Why Are So Many People Experiencing Homelessness?

Every day, more individuals and families across the United States—and right here in Florida—are being pushed into homelessness. It’s easy to make assumptions about the causes, but the truth is, homelessness is the result of multiple, overlapping systems that are falling short.  Here’s a closer look at the root causes of homelessness, and why this crisis continues to grow.


🔑 1. Lack of Affordable Housing

The leading driver of homelessness is simple: there is not enough affordable housing. Across the country, rents are rising much faster than wages. In Florida, only 23 affordable and available rental homes exist for every 100 extremely low-income renters.

This is really simple.  If there was enough housing for people at all income, we could quickly solve homelessness.


💸 2. Poverty and Income Inequality

Poverty puts people on the edge of housing instability.

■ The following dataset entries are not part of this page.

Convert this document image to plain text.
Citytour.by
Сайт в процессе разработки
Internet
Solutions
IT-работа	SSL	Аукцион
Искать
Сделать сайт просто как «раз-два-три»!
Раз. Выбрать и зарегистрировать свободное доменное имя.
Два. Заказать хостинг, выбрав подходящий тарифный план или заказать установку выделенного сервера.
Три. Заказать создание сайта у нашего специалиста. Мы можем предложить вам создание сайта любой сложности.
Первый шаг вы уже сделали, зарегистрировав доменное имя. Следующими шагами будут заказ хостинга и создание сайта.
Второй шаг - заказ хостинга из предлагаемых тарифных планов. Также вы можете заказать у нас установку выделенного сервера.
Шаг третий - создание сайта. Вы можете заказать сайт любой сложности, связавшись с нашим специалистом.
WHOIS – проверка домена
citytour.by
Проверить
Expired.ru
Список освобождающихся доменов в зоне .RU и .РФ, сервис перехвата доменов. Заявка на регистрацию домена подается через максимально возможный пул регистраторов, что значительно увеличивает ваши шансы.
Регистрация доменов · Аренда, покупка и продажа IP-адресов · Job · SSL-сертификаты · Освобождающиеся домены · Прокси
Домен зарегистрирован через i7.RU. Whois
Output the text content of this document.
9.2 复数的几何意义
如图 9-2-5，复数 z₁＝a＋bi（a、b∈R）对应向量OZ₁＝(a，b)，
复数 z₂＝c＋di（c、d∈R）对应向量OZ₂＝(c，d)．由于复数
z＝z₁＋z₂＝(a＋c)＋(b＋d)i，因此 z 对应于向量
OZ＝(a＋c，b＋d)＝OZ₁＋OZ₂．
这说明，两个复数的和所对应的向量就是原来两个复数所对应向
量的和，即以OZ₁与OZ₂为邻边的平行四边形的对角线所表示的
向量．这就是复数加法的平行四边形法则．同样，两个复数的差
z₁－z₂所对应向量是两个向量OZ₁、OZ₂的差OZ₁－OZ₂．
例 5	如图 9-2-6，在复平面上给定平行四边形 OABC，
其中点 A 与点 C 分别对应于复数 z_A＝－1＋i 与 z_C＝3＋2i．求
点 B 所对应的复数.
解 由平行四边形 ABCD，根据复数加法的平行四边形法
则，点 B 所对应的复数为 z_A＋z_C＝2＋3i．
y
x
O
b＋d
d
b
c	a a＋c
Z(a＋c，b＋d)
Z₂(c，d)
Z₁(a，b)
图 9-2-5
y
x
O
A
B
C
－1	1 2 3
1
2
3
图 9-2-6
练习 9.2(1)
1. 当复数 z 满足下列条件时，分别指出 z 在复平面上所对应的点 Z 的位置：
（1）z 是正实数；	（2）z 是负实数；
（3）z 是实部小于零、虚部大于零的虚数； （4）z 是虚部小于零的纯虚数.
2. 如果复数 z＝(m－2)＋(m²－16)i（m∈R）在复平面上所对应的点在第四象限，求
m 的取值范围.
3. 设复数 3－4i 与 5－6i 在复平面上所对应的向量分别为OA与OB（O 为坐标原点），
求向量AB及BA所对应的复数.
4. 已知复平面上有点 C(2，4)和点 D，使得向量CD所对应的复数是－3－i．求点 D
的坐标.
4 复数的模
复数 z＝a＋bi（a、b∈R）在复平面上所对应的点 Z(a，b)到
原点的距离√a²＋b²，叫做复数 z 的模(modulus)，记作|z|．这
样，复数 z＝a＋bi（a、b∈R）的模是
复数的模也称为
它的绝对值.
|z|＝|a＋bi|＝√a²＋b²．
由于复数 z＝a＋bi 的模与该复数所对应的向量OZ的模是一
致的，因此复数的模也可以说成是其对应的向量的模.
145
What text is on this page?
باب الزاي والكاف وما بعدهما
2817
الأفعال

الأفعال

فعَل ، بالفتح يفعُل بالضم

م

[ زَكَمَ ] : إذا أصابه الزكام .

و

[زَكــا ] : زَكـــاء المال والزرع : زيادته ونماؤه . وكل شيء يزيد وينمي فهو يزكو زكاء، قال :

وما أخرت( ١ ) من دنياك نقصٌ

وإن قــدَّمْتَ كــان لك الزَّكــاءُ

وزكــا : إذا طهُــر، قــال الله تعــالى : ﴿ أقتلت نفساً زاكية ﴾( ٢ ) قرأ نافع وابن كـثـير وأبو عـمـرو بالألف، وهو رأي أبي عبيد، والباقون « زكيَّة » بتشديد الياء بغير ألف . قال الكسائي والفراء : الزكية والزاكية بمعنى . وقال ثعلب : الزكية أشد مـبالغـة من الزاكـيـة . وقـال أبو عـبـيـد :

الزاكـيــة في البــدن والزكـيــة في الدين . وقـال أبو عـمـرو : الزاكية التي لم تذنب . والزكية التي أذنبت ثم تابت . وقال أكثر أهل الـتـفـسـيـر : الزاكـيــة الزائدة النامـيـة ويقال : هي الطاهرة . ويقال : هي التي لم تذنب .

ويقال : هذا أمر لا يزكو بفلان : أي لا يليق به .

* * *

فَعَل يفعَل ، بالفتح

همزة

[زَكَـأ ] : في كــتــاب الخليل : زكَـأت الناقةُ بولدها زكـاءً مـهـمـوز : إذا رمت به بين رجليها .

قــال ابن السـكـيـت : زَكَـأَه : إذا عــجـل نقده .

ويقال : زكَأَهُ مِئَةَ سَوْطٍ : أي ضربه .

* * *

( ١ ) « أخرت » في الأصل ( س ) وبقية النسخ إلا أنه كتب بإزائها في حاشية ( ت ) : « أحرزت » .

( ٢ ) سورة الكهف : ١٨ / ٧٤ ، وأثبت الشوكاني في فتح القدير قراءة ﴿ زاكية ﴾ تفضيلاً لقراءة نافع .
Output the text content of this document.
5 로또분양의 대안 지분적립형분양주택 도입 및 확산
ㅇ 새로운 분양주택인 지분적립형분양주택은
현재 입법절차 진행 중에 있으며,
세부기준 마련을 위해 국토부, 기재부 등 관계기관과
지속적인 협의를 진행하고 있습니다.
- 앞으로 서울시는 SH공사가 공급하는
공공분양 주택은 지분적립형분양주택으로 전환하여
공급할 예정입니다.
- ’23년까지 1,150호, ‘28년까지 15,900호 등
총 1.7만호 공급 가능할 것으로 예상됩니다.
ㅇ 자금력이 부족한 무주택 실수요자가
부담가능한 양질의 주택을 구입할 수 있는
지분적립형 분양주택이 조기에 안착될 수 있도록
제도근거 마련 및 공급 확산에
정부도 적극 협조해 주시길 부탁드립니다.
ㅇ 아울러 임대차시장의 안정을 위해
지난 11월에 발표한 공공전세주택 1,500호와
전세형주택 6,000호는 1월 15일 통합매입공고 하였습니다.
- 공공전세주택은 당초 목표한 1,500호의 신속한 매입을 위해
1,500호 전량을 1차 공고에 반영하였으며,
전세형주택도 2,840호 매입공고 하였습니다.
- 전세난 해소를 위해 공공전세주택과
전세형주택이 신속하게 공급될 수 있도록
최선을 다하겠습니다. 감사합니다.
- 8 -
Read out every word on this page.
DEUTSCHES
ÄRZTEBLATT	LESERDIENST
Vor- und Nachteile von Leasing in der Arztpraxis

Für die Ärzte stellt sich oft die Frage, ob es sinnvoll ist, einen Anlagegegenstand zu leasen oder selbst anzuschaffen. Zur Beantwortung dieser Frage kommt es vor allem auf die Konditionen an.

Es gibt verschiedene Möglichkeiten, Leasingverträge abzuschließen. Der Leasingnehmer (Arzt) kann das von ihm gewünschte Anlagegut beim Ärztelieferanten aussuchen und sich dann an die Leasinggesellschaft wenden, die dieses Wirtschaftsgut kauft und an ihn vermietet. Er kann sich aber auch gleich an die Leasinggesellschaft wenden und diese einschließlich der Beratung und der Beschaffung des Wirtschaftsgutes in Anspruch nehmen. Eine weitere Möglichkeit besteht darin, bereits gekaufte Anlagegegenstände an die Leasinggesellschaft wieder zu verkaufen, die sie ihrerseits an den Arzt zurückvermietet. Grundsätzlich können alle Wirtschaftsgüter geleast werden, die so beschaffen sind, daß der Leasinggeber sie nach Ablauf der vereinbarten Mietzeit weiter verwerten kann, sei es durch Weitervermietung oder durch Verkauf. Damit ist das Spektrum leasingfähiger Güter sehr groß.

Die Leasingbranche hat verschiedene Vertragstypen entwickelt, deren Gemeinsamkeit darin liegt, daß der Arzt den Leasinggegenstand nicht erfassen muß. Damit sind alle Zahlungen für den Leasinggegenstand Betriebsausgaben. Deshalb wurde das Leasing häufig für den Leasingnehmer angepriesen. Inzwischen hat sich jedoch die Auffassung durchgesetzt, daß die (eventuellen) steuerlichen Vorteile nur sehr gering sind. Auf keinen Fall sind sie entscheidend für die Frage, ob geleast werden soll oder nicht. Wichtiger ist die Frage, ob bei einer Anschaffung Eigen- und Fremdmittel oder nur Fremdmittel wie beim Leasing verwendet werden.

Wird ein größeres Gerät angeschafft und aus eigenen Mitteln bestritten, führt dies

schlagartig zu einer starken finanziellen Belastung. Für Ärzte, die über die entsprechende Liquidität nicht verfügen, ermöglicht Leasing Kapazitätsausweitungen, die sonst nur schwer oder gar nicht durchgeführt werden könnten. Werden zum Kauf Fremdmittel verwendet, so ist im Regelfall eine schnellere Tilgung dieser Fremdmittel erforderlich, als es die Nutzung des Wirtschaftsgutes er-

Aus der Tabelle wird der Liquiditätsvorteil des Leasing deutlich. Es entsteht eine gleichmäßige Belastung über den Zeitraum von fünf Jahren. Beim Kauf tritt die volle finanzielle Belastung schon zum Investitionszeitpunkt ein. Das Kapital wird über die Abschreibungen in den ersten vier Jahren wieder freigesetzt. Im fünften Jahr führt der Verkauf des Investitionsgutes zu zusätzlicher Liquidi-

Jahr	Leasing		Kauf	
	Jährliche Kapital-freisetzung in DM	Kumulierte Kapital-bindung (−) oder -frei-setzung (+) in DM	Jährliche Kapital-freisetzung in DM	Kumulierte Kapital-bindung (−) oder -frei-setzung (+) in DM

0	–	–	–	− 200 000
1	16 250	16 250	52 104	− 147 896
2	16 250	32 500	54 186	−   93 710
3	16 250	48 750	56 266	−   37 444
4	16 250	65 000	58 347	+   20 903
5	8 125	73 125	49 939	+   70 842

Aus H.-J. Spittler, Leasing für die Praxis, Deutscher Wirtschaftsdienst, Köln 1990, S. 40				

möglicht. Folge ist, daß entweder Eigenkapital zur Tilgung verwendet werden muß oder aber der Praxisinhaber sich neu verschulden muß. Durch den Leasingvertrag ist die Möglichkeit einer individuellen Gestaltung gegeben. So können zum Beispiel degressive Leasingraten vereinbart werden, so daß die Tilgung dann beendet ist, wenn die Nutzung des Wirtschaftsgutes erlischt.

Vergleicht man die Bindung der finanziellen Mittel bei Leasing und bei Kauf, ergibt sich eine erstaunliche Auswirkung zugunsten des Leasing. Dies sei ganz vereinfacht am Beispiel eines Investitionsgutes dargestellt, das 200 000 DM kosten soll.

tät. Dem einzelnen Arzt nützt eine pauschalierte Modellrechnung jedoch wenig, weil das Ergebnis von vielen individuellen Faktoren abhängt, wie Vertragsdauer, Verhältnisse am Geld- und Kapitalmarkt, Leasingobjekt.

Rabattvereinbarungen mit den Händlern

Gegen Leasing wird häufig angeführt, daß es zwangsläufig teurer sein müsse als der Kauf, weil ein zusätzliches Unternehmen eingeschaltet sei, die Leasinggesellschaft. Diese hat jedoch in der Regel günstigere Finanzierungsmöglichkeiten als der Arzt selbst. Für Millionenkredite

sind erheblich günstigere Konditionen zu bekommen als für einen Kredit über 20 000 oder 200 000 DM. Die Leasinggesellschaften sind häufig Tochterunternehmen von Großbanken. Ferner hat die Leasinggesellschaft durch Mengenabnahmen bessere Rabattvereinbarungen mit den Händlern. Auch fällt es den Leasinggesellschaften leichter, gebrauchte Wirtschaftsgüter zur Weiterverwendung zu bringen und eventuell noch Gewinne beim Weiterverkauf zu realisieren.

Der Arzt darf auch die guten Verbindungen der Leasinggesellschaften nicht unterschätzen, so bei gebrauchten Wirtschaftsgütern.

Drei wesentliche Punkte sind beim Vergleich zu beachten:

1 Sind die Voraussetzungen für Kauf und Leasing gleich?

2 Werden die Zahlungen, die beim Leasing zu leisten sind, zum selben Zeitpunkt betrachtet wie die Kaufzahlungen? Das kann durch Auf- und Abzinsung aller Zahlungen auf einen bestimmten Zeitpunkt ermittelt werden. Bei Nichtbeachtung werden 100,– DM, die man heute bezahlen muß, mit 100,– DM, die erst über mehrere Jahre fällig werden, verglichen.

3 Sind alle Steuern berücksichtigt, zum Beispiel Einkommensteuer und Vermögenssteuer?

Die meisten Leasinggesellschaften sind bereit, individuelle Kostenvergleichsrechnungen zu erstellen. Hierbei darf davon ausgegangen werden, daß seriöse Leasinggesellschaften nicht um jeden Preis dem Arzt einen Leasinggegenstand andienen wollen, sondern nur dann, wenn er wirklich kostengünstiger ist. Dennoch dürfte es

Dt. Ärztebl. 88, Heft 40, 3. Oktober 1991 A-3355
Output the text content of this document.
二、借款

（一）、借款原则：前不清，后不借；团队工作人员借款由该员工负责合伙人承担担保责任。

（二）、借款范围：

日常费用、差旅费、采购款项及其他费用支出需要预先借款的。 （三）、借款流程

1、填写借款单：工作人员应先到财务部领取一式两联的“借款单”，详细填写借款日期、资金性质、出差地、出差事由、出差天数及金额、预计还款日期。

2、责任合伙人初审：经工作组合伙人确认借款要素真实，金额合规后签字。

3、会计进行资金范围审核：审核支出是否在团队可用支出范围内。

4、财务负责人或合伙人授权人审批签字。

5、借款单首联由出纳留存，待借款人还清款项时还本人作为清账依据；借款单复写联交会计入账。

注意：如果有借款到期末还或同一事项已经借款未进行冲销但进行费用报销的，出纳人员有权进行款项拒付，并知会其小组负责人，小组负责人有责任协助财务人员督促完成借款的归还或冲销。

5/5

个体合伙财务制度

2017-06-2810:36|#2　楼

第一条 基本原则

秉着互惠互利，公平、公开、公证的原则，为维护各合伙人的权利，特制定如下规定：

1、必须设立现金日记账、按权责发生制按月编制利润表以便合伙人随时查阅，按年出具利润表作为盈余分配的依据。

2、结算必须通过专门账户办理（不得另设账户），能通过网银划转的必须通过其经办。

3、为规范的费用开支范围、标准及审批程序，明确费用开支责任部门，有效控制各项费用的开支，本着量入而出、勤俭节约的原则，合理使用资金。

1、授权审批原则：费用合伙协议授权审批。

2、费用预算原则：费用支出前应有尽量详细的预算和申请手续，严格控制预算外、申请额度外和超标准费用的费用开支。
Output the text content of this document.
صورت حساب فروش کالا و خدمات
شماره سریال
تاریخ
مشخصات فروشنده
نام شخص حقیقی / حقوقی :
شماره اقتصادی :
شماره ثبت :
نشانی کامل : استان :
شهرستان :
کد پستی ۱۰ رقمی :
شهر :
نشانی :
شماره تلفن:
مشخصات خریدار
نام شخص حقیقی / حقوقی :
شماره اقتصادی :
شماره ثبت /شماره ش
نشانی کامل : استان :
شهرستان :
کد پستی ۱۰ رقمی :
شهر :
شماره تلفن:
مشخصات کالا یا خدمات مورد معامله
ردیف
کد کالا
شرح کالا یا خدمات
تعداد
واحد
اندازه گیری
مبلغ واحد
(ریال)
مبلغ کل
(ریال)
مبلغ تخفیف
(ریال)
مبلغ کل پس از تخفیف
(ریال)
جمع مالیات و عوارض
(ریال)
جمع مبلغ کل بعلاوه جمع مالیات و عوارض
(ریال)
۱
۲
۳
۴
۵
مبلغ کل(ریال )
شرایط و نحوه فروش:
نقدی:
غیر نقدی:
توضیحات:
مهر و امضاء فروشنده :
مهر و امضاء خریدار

When you live paycheck to paycheck, one emergency—an illness, a broken car, a lost job—can be the tipping point.

Without a financial safety net, even a minor setback can lead to eviction.  The median household income in the State of Florida is $73,311. A single adult makes about $30,584.  That’s the median – that means half of the people are making less than that.


🧠 3. Mental Health and Substance Use Challenges

While mental illness and substance use don’t cause most homelessness, they can make it harder to escape it. People with untreated conditions often face discrimination, lack of income, and difficulty navigating services. And without stable housing, it’s nearly impossible to recover or stay well.

Too often, people only get help after they’ve lost everything—if at all.


🏥 4. Lack of Access to Healthcare

Uninsured or underinsured individuals face compounding risks. Medical debt is a common cause of eviction and financial ruin. Chronic illnesses, disabilities, and injuries make it difficult to work or maintain housing—especially when care is inaccessible or unaffordable.


👨‍👩‍👧‍👦 5. Domestic Violence, Youth Displacement, and Family Conflict

Homelessness isn’t just a housing problem—its a people problem. Survivors of domestic violence often flee with no money, no documents, and nowhere to go. LGBTQ+ youth are disproportionately kicked out or rejected by their families. Teens aging out of foster care frequently fall through the cracks, with no long-term support.

These aren’t isolated stories—they’re patterns we see every day.


🏛️ 6. Systemic Failures and Public Policy

We didn’t get here overnight. Decades of disinvestment in public housing, mental health care, and income supports have created a system where vulnerability equals risk of homelessness.

When people leave prison, aging out of foster care, or being discharged from a hospital or treatment center, they often exit directly into homelessness and with the new legislation – often find themselves arrested, only to be released back into homelessness again.


🏘️ 7. Zoning, Land Use, and “Not In My Backyard” Attitudes

Even when communities want to build more housing or shelters, local zoning laws and NIMBY opposition slow or stop the process. These local decisions add up—and have contributed to a national crisis.


🔄 8. Displacement and the Cycle of Instability

Natural disasters, rent hikes, evictions, and redevelopment projects frequently displace low-income renters. Once someone becomes homeless, it can be difficult to climb back into housing without assistance—and often, the longer someone is unhoused, the harder it gets.


Homelessness Is Solvable—But Only If We Understand It

Understanding why people are homeless is the first step toward ending homelessness. This crisis isn’t inevitable. It’s the result of policy choices, and it can be changed with better ones.

Solutions exist: The local Continuum of Care model – bringing resources together including housing with healthcare for severely disabled persons, supportive services, affordable housing development, eviction prevention, and increased investment in health and behavioral care. But to solve the crisis, we need the public and policymakers to see the whole picture—not just the symptoms, but the causes.  There are a lot of people pointing to community providers and blaming them, when they do not have control of every system of care or decisions made at all levels of Government.

No one wants people living on the streets, we have the solution – help us move people into housing and keep them there.